The weather in February can be very changeable; some days are warm and sunny and other days are still very cold with persistent rain and sleet. Nevertheless the daylight hours are lengthening and there are signs that spring is on its way.
Mizuna rocket and winter lettuce sown last Autumn should be ready to harvest now. It is time to pick the last of the kale before it runs to seed. Make sure you get to it soon if you haven’t already or it may be stripped bare by hungry birds like mine.
What to sow
Mizuna rocket and winter lettuce will grow in a cold greenhouse in late February and will grow well regardless of the low light levels and cool temperatures.
Brussel sprouts, leeks, onions and spinach can all be sown inside to be transplanted out into the garden in April or May. Place them on a windowsill where they will get a little warmth.

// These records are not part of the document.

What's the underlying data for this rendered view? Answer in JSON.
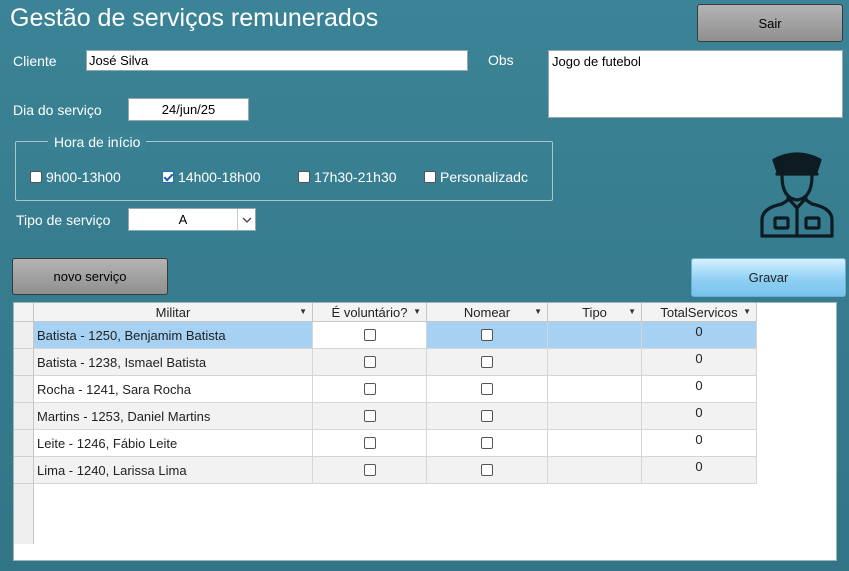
{
  "window": {
    "title": "Gestão de serviços remunerados"
  },
  "buttons": {
    "sair": "Sair",
    "novo": "novo serviço",
    "gravar": "Gravar"
  },
  "cliente": {
    "label": "Cliente",
    "value": "José Silva"
  },
  "obs": {
    "label": "Obs",
    "value": "Jogo de futebol"
  },
  "dia": {
    "label": "Dia do serviço",
    "value": "24/jun/25"
  },
  "hora": {
    "legend": "Hora de início",
    "options": [
      {
        "label": "9h00-13h00",
        "checked": false
      },
      {
        "label": "14h00-18h00",
        "checked": true
      },
      {
        "label": "17h30-21h30",
        "checked": false
      },
      {
        "label": "Personalizadc",
        "checked": false
      }
    ]
  },
  "tipo": {
    "label": "Tipo de serviço",
    "value": "A"
  },
  "icon": "police-officer-icon",
  "grid": {
    "columns": [
      "Militar",
      "É voluntário?",
      "Nomear",
      "Tipo",
      "TotalServicos"
    ],
    "rows": [
      {
        "militar": "Batista - 1250, Benjamim Batista",
        "voluntario": false,
        "nomear": false,
        "tipo": "",
        "total": "0"
      },
      {
        "militar": "Batista - 1238, Ismael Batista",
        "voluntario": false,
        "nomear": false,
        "tipo": "",
        "total": "0"
      },
      {
        "militar": "Rocha - 1241, Sara Rocha",
        "voluntario": false,
        "nomear": false,
        "tipo": "",
        "total": "0"
      },
      {
        "militar": "Martins - 1253, Daniel Martins",
        "voluntario": false,
        "nomear": false,
        "tipo": "",
        "total": "0"
      },
      {
        "militar": "Leite - 1246, Fábio Leite",
        "voluntario": false,
        "nomear": false,
        "tipo": "",
        "total": "0"
      },
      {
        "militar": "Lima - 1240, Larissa Lima",
        "voluntario": false,
        "nomear": false,
        "tipo": "",
        "total": "0"
      }
    ]
  }
}
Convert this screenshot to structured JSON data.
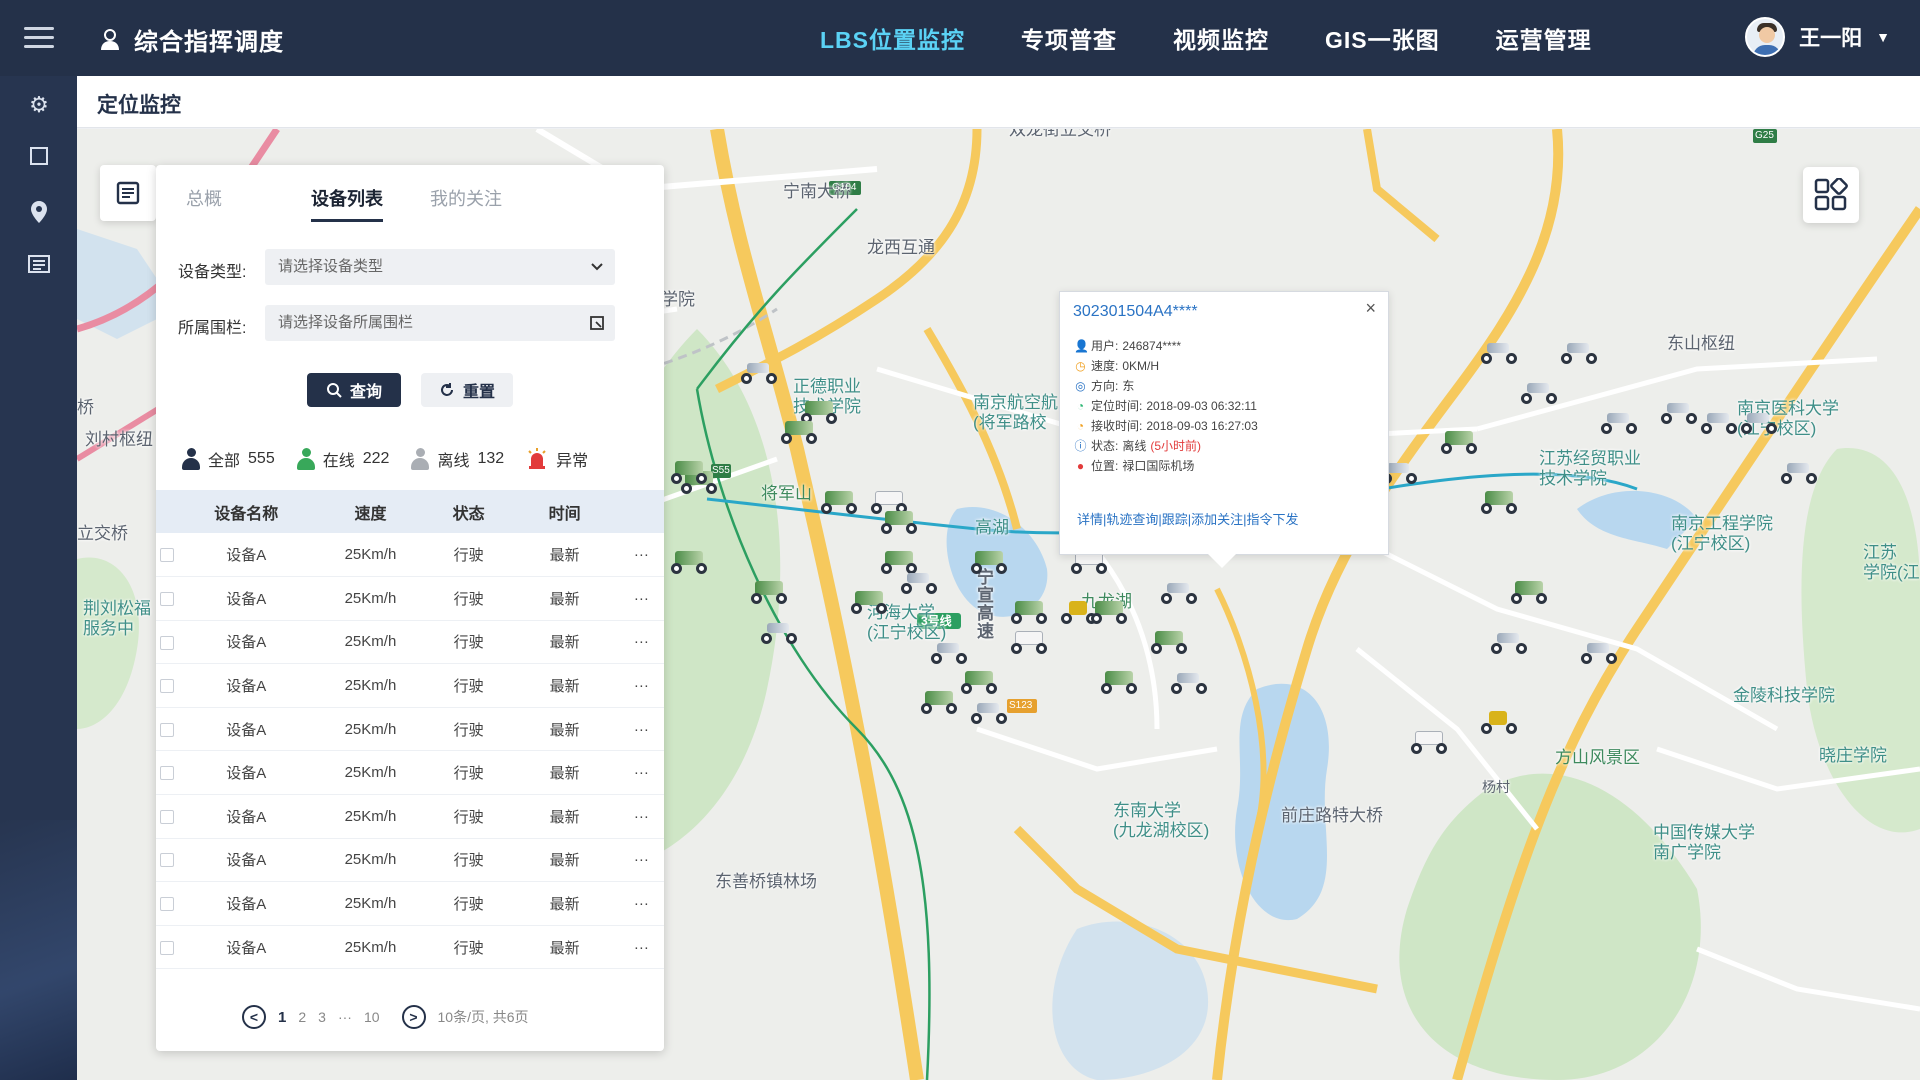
{
  "app": {
    "title": "综合指挥调度"
  },
  "nav": [
    {
      "label": "LBS位置监控",
      "active": true
    },
    {
      "label": "专项普查"
    },
    {
      "label": "视频监控"
    },
    {
      "label": "GIS一张图"
    },
    {
      "label": "运营管理"
    }
  ],
  "user": {
    "name": "王一阳"
  },
  "sidebar": {
    "icons": [
      "gear-icon",
      "square-icon",
      "location-pin-icon",
      "list-icon"
    ]
  },
  "page": {
    "title": "定位监控"
  },
  "panel": {
    "tabs": [
      "总概",
      "设备列表",
      "我的关注"
    ],
    "active_tab": "设备列表",
    "device_type_label": "设备类型:",
    "device_type_placeholder": "请选择设备类型",
    "fence_label": "所属围栏:",
    "fence_placeholder": "请选择设备所属围栏",
    "query_label": "查询",
    "reset_label": "重置",
    "stats": [
      {
        "label": "全部",
        "value": "555"
      },
      {
        "label": "在线",
        "value": "222"
      },
      {
        "label": "离线",
        "value": "132"
      },
      {
        "label": "异常",
        "value": ""
      }
    ],
    "table": {
      "headers": [
        "设备名称",
        "速度",
        "状态",
        "时间"
      ],
      "rows": [
        {
          "name": "设备A",
          "speed": "25Km/h",
          "status": "行驶",
          "time": "最新"
        },
        {
          "name": "设备A",
          "speed": "25Km/h",
          "status": "行驶",
          "time": "最新"
        },
        {
          "name": "设备A",
          "speed": "25Km/h",
          "status": "行驶",
          "time": "最新"
        },
        {
          "name": "设备A",
          "speed": "25Km/h",
          "status": "行驶",
          "time": "最新"
        },
        {
          "name": "设备A",
          "speed": "25Km/h",
          "status": "行驶",
          "time": "最新"
        },
        {
          "name": "设备A",
          "speed": "25Km/h",
          "status": "行驶",
          "time": "最新"
        },
        {
          "name": "设备A",
          "speed": "25Km/h",
          "status": "行驶",
          "time": "最新"
        },
        {
          "name": "设备A",
          "speed": "25Km/h",
          "status": "行驶",
          "time": "最新"
        },
        {
          "name": "设备A",
          "speed": "25Km/h",
          "status": "行驶",
          "time": "最新"
        },
        {
          "name": "设备A",
          "speed": "25Km/h",
          "status": "行驶",
          "time": "最新"
        }
      ],
      "more": "···"
    },
    "pager": {
      "pages": [
        "1",
        "2",
        "3",
        "···",
        "10"
      ],
      "current": "1",
      "info": "10条/页, 共6页"
    }
  },
  "popup": {
    "id": "302301504A4****",
    "user_label": "用户:",
    "user": "246874****",
    "speed_label": "速度:",
    "speed": "0KM/H",
    "direction_label": "方向:",
    "direction": "东",
    "locate_time_label": "定位时间:",
    "locate_time": "2018-09-03 06:32:11",
    "receive_time_label": "接收时间:",
    "receive_time": "2018-09-03 16:27:03",
    "status_label": "状态:",
    "status": "离线",
    "status_note": "(5小时前)",
    "position_label": "位置:",
    "position": "禄口国际机场",
    "actions": "详情|轨迹查询|跟踪|添加关注|指令下发"
  },
  "map": {
    "labels": [
      {
        "text": "双龙街立交桥",
        "kind": "road"
      },
      {
        "text": "宁南大桥",
        "kind": "road"
      },
      {
        "text": "龙西互通",
        "kind": "road"
      },
      {
        "text": "东山枢纽",
        "kind": "road"
      },
      {
        "text": "正德职业\n技术学院",
        "kind": "school"
      },
      {
        "text": "南京航空航\n(将军路校",
        "kind": "school"
      },
      {
        "text": "将军山",
        "kind": "park"
      },
      {
        "text": "高湖",
        "kind": "water"
      },
      {
        "text": "九龙湖",
        "kind": "park"
      },
      {
        "text": "河海大学\n(江宁校区)",
        "kind": "school"
      },
      {
        "text": "宁\n宣\n高\n速",
        "kind": "road"
      },
      {
        "text": "江苏经贸职业\n技术学院",
        "kind": "school"
      },
      {
        "text": "南京医科大学\n(江宁校区)",
        "kind": "school"
      },
      {
        "text": "南京工程学院\n(江宁校区)",
        "kind": "school"
      },
      {
        "text": "江苏\n学院(江",
        "kind": "school"
      },
      {
        "text": "金陵科技学院",
        "kind": "school"
      },
      {
        "text": "方山风景区",
        "kind": "park"
      },
      {
        "text": "晓庄学院",
        "kind": "school"
      },
      {
        "text": "杨村",
        "kind": "place"
      },
      {
        "text": "东南大学\n(九龙湖校区)",
        "kind": "school"
      },
      {
        "text": "前庄路特大桥",
        "kind": "road"
      },
      {
        "text": "中国传媒大学\n南广学院",
        "kind": "school"
      },
      {
        "text": "东善桥镇林场",
        "kind": "place"
      },
      {
        "text": "刘村枢纽",
        "kind": "road"
      },
      {
        "text": "立交桥",
        "kind": "road"
      },
      {
        "text": "荆刘松福\n服务中",
        "kind": "place"
      },
      {
        "text": "桥",
        "kind": "road"
      },
      {
        "text": "学院",
        "kind": "school"
      },
      {
        "text": "G104",
        "kind": "shield"
      },
      {
        "text": "G25",
        "kind": "shield"
      },
      {
        "text": "S55",
        "kind": "shield"
      },
      {
        "text": "S123",
        "kind": "shield"
      },
      {
        "text": "3号线",
        "kind": "metro"
      }
    ]
  }
}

Broad beans and peas are hardy plants but start these off in pots inside and then move them once germinated to a cool greenhouse or cold frame.
If you have a propagator you can begin sowing tomatoes, aubergines, chillies, peppers and globe artichokes (these are tubers) and sprouting broccoli in February and grow them on somewhere warm and light. Otherwise, wait a few weeks and begin on a windowsill.
Complete any unfinished winter-pruning of fruit trees and soft fruits, including apples, autumn raspberries and blackcurrants. Feed fruit trees with a sprinkle of sulphate of potash fertiliser around the base which will encourage fruiting.
Begin ‘chitting’ first-early potato tubers about the end of the month. Simply put your potatoes, such as the early variety ’Foremost’ in a container (I use egg boxes as each potato is supported in its own little compartment and not touching another potato) and then place them in a cool and light place and watch as the sprouts develop and grow. This process gives the potato a head start before being planted outside in April.
The vegetable beds may need a bit of a weed now and if you did not get them covered with a mulch layer earlier on now is the time to cover the bed with a thick layer of garden compost. Alternatively if you dig your plot over and haven’t done so yet now is your last chance to do so, making sure you dig in plenty of organic compost. It is a good idea to cover some of the raised beds (or an area of your plot) with plastic as this will warm up the soil and allow you to sow a few crops earlier than normal.
Putting a cloche over strawberry plants will start them into early growth for an earlier crop. Pot on and pinch out autumn-sown sweet peas to encourage side shoots to form.
Keep an eye open for rats at this time of year. I am in process of trying to catch a pair nesting under my newly erected shed. I watched as the female spent 2 days running backwards and forwards collecting old leaves and stems and taking them under my shed for bedding.